Studierter Mathematiker (M.Sc.) Mitglied des Arbeitsbereichs ZHQ | E-Learning.

2 Kommentare

Ich finde es beeindruckend, wie kluge Vorbereitung positiv wirken kann. Interessant wäre hier noch eine kurze Zusammenfassung welche Ziele grundsätzlich mit E-Prüfung und BYOD verbunden werden – geht es „nur“ um Entlastung bei der Auswertung? Gibt es Aussagen/Meinungen der Prüflinge zu E-Prüfung/BYOD?

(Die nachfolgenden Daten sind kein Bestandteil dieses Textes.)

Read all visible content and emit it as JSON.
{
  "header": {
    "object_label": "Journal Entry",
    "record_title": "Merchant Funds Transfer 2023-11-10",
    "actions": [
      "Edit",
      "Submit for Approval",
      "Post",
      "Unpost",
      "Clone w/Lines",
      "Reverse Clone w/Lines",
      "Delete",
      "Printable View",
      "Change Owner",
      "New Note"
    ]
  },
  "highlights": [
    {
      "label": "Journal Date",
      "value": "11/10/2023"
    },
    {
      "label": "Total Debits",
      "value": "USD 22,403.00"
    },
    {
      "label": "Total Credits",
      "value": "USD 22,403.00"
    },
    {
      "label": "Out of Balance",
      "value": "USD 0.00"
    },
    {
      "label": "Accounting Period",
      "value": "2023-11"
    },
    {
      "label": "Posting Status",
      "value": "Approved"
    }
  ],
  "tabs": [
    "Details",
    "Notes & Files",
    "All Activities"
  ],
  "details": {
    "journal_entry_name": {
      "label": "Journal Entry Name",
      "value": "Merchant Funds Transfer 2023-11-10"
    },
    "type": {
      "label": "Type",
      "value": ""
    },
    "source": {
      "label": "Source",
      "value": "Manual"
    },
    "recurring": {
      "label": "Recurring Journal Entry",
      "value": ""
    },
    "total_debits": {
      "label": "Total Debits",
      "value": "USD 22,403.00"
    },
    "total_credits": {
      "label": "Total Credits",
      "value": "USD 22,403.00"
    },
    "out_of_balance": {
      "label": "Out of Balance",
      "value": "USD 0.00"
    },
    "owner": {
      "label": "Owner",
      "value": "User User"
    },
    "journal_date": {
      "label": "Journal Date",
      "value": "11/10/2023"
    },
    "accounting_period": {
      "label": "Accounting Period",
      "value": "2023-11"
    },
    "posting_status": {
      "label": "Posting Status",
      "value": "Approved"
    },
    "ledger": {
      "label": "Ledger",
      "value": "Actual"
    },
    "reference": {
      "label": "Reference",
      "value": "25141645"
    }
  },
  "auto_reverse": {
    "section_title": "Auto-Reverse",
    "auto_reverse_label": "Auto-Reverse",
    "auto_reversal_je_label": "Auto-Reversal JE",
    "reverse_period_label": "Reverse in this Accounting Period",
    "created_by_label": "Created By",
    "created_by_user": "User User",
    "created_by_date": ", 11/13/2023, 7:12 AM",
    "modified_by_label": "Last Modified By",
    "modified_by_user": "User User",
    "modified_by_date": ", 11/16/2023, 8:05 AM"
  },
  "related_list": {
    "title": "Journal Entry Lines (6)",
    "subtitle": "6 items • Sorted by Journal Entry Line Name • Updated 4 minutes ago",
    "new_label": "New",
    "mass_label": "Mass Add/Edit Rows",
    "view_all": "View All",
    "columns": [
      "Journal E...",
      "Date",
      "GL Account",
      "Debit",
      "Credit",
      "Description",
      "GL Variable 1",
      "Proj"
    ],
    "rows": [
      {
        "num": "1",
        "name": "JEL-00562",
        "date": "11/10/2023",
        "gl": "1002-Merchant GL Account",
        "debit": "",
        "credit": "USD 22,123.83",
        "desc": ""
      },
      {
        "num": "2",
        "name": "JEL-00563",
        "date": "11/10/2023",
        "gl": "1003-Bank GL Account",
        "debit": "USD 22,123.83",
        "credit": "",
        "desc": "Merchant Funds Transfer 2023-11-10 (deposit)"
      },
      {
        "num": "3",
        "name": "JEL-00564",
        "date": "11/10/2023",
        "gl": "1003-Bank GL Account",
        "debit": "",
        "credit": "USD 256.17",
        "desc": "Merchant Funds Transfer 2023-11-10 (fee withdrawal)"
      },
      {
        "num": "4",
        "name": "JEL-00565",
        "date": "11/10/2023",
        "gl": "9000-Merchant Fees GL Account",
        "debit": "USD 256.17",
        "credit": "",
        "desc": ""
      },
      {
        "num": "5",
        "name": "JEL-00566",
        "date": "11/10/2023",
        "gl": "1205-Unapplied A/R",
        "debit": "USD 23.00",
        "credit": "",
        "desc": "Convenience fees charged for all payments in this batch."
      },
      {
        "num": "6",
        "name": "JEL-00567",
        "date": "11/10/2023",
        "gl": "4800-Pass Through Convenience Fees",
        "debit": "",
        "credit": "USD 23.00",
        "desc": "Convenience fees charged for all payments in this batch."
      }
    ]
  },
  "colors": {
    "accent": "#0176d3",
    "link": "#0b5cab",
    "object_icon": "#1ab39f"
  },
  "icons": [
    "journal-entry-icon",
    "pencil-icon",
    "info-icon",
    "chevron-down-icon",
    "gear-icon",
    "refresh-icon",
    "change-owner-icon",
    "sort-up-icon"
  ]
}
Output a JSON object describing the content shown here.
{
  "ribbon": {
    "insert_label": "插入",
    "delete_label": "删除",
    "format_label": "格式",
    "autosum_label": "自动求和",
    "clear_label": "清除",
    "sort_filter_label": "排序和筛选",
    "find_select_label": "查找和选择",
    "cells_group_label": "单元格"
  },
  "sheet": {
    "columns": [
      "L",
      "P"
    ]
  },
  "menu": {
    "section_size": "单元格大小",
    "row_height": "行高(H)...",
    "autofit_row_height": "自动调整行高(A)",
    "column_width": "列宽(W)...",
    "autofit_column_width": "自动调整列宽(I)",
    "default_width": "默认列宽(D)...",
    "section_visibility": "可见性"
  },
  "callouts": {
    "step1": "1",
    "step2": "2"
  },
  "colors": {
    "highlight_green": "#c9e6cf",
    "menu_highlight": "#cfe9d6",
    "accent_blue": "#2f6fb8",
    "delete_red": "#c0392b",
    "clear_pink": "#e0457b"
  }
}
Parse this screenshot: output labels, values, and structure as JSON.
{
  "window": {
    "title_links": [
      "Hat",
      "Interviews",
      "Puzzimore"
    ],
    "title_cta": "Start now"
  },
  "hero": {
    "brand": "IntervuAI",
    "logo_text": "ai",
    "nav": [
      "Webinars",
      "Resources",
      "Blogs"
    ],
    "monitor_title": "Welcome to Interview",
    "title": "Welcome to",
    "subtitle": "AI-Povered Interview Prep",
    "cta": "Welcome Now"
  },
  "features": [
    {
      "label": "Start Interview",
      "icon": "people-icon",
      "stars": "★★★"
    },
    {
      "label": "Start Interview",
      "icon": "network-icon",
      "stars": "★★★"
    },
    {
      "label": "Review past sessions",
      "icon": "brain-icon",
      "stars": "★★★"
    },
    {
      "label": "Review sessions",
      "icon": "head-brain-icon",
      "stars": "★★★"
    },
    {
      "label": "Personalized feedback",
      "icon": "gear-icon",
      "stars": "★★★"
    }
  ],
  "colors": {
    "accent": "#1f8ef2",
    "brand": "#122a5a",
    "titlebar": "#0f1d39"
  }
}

Grundsätzlich lässt der Fachbereich da den Lehrenden hier die Freiheit. Wer eine BYOD-Prüfung anbieten möchte, darf es anbieten.
Einige nutzen es insbesondere, weil sie auch schon während des Semesters so Bonuspunkte und Selbsttests angeboten haben, viele wollen natürlich auch die Entlastung. Was aber auch zu besseren Prüfungen führen kann:
So können insbesondere größere Prüfungen angeboten werden, die wirklich dem Inhalt gerecht werden und nicht nur auf die Korrigierzeit zugeschnitten sind.
Offizielle Befragungen der Studierenden gibt es nicht, allerdings gab es wohl Aufrufe, dass einige Prüfungen wieder zum Papierformat zurückgekehrt sind vom vorherigen TakeHome-E-Prüfungsformat.
Denn auch bei identischer Prüfung haben viele Prüflinge ja doch Vorteile von einer digitalen Eingabe. Lesbarkeit, eigene Fehlerkorrektur und gerade bei automatischer Korrektur sehr klar formulierte Arbeitsaufträge.
Auch die Geschwindigkeit des Schreibens auf der Tastatur ist für viele heutzutage höher als das Schreiben auf einem Blatt Papier.